NOTE: Template files do not have % processing enabled when processed through ERB. Only <%= … %> tags are recognized.

Features

There are tons of features. One of these days, I'll document them all.

Ordered startup

Some startup is provided for the zsh environment and is controlled by the names of the files in zsh/rc.d. Startup within the .zshrc is fairly ordered.

Plugins

There's a plug-in system to load functionality only when the prerequisites are present. Plug-ins are not guaranteed to load in any particular order, but plug-ins as a whole will load last.

NOTE: plug-ins do not currently load last. This is changing as more of the shell system is moving toward plug-in definitions.

Changes

Inspiration

The basic structure was originally based on Ryan Bates's dotfile configurations, but my own biases and influences from other example repositories have been adopted here making regular merges impossible.

I have liberally taken inspiration and code from the following projects, repositories and other places on the 'net that I'm not even sure of anymore.

ryanb/dotfiles

henrik/dotfiles

zshkit

oh-my-zsh

Startup Order

Interactive login Interactive non-login Script
/etc/zshenv A A A
~/.zshenv B B B
/etc/zprofile C
~/.zprofile D
/etc/zshrc E C
~/.zshrc F D
/etc/zlogin G
~/.zlogin H
~/.zlogout I
/etc/zlogout J

Here is a non-exclusive list of what each file tends to contain:

Since .zshenv is always sourced, it often contains exported variables that should be available to other programs.
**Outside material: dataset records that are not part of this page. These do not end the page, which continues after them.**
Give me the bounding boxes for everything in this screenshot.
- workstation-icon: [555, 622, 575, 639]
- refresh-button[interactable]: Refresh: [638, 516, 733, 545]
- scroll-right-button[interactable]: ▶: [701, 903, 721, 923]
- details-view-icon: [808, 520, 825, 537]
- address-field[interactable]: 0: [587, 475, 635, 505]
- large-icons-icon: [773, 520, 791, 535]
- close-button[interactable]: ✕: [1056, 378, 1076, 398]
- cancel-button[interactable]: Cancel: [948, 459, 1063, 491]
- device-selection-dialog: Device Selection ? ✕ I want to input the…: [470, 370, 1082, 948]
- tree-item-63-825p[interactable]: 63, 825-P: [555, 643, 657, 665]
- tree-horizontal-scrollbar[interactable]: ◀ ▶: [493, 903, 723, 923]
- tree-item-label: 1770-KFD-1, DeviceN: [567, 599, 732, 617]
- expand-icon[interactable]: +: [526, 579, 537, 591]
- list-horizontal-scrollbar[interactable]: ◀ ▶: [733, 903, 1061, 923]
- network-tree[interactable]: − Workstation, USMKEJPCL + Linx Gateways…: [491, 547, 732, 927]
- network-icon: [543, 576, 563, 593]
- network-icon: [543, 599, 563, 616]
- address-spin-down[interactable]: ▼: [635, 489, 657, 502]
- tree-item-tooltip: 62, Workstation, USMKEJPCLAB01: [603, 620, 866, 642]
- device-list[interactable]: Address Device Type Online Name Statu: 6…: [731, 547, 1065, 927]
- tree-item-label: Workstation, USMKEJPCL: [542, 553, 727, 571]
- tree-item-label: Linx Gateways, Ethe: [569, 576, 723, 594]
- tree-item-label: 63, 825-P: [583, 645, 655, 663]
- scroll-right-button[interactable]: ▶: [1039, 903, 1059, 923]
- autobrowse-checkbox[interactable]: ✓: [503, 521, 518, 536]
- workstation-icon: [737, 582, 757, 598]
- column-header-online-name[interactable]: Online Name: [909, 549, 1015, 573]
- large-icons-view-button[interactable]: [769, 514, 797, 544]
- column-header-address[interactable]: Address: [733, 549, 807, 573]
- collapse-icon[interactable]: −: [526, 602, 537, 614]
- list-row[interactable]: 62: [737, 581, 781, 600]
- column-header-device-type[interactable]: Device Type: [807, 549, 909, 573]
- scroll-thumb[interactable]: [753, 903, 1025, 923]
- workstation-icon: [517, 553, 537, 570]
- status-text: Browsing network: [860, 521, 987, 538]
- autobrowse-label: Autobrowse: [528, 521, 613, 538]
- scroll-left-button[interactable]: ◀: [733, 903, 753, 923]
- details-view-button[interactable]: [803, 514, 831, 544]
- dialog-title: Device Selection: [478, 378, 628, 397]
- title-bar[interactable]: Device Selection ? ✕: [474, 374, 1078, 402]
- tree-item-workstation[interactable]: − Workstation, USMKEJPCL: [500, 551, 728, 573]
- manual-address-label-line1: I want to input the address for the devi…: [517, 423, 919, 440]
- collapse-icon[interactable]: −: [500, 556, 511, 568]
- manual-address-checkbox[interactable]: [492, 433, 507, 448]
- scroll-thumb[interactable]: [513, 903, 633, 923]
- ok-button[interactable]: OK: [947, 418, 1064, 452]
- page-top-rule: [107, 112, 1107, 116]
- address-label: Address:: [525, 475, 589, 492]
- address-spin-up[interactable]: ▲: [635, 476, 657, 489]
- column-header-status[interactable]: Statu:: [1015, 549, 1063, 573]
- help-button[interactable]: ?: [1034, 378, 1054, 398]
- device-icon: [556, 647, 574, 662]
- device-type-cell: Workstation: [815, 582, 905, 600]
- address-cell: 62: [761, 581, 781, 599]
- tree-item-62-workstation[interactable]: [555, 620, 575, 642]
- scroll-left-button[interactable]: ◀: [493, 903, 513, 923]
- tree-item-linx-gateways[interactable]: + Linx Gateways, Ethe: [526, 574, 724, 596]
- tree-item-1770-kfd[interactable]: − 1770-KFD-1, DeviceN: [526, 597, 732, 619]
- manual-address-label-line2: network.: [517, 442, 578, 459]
For example, $PATH, $EDITOR, and $PAGER are often set in .zshenv. Also, you can set $ZDOTDIR in .zshenv to specify an alternative location for the rest of your zsh configuration.
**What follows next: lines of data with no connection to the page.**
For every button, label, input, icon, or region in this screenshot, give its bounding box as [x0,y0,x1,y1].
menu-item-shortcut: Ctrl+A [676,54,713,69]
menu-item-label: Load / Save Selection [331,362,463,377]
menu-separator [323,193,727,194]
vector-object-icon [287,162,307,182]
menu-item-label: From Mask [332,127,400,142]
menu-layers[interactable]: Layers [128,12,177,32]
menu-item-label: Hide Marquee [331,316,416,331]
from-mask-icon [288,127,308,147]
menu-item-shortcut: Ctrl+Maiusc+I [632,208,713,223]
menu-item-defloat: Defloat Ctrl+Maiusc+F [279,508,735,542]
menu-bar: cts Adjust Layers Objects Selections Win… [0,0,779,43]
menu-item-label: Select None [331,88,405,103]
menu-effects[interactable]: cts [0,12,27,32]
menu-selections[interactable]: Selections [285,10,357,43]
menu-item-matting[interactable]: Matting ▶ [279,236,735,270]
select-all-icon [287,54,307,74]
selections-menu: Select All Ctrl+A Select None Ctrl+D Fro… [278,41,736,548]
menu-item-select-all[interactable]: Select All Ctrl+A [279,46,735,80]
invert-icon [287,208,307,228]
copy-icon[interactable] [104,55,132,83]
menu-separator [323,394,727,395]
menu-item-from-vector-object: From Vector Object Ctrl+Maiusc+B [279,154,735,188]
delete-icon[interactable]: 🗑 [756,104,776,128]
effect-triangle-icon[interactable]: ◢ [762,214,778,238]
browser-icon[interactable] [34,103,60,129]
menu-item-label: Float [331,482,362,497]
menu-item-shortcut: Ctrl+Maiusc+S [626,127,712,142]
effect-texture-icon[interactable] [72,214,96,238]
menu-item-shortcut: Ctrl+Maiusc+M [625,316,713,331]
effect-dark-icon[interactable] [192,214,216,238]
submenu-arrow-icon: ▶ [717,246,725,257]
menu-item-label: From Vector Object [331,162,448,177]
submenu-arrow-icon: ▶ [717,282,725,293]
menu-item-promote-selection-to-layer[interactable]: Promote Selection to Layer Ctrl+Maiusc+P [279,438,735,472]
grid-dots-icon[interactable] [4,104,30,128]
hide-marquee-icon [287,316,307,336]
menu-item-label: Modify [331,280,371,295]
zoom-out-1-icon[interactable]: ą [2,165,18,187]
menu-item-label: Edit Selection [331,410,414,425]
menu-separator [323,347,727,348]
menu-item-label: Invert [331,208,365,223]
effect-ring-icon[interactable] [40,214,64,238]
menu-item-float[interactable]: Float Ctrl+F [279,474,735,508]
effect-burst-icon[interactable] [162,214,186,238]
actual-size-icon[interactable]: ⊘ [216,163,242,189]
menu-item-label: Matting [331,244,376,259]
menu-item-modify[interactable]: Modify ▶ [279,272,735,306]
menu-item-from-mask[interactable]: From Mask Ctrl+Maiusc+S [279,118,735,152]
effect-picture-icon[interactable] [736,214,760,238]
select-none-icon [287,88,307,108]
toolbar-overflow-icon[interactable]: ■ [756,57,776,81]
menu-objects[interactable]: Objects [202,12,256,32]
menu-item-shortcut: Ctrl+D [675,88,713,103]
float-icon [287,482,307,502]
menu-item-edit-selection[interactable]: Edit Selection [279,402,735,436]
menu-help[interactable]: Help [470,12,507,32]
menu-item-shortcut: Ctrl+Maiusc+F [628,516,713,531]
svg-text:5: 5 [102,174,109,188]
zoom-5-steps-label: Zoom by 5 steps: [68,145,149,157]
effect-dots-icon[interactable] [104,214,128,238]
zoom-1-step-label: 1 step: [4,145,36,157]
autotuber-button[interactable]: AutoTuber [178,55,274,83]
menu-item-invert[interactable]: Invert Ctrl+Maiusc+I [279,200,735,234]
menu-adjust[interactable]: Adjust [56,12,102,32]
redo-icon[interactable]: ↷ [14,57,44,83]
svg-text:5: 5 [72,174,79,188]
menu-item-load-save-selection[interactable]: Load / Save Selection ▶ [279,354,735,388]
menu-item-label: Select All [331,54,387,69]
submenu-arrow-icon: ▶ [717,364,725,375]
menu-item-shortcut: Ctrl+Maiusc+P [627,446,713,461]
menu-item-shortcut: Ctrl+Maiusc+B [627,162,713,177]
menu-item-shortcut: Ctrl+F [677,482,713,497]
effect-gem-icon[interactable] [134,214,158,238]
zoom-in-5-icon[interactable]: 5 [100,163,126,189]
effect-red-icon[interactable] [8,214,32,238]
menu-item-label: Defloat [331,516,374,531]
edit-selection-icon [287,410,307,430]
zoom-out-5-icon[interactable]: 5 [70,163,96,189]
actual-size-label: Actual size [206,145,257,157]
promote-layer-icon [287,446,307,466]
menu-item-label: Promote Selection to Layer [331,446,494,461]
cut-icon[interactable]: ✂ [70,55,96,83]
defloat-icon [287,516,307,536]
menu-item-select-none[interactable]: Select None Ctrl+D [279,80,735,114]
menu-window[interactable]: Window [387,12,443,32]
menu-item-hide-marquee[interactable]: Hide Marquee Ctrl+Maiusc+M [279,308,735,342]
.zshrc is for interactive shell configuration. You set options for the interactive shell there with the setopt and unsetopt commands. You can also load shell modules, set your history options, change your prompt, set up zle and completion, et cetera. You also set any variables that are only used in the interactive shell (e.g. $LS_COLORS).
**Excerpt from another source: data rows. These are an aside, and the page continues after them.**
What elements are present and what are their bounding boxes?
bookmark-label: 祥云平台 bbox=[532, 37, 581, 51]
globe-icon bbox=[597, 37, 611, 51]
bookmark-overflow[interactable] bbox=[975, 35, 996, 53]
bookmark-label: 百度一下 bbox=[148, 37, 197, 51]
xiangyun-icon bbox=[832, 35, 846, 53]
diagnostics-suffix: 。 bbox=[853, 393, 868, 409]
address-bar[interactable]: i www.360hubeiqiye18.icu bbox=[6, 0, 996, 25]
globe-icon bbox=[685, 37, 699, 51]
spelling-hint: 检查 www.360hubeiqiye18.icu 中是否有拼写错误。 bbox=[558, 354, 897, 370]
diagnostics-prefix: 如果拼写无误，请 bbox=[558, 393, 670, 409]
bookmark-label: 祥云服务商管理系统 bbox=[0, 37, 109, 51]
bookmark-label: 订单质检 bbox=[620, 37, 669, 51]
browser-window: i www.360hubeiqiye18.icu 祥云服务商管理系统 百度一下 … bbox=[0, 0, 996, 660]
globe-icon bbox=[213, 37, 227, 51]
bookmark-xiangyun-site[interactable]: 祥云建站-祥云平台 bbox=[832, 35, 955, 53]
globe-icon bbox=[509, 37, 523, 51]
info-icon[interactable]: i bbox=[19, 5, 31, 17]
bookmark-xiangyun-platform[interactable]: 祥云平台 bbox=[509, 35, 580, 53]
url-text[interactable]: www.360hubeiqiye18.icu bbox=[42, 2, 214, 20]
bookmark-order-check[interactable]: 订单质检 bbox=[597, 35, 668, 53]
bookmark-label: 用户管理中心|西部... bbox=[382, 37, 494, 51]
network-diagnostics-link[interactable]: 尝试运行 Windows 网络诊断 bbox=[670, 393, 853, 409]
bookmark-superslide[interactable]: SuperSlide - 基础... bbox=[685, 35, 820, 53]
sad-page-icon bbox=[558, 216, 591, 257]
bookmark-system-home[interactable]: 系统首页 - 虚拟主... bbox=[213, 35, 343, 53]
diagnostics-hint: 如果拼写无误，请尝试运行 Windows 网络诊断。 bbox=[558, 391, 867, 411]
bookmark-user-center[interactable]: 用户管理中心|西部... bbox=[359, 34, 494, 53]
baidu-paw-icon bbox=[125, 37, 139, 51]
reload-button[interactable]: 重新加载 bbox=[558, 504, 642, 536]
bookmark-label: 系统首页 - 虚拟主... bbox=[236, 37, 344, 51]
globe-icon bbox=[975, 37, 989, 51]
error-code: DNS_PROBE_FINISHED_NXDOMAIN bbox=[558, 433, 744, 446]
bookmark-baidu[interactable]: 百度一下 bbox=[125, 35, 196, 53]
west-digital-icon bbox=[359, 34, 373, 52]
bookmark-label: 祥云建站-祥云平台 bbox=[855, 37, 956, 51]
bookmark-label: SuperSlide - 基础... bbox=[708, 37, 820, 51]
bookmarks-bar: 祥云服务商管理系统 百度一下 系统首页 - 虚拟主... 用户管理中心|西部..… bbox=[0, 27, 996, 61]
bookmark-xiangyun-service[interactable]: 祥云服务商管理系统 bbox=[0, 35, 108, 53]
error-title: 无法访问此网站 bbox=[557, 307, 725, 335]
.zlogin is sourced on the start of a login shell. This file is often used to start X using startx. Some systems start X on boot, so this file is not always very useful.

.zprofile is basically the same as .zlogin except that it's sourced directly before .zshrc is sourced instead of directly after it. According to the zsh documentation, ".zprofile is meant as an alternative to .zlogin for ksh fans; the two are not intended to be used together, although this could certainly be done if desired."

.zlogout is sometimes used to clear and reset the terminal.

Profiling

Add zmodload zsh/zprof at the top of your .zshrc and run zprof.

Tracing

You can trace what zsh is doing (note that the tracing itself will slow things down, but in a mostly-uniform manner). Add setopt prompt_subst; zmodload zsh/datetime; PS4='+[$EPOCHREALTIME]%N:%i> '; set -x at the top of your .zshrc.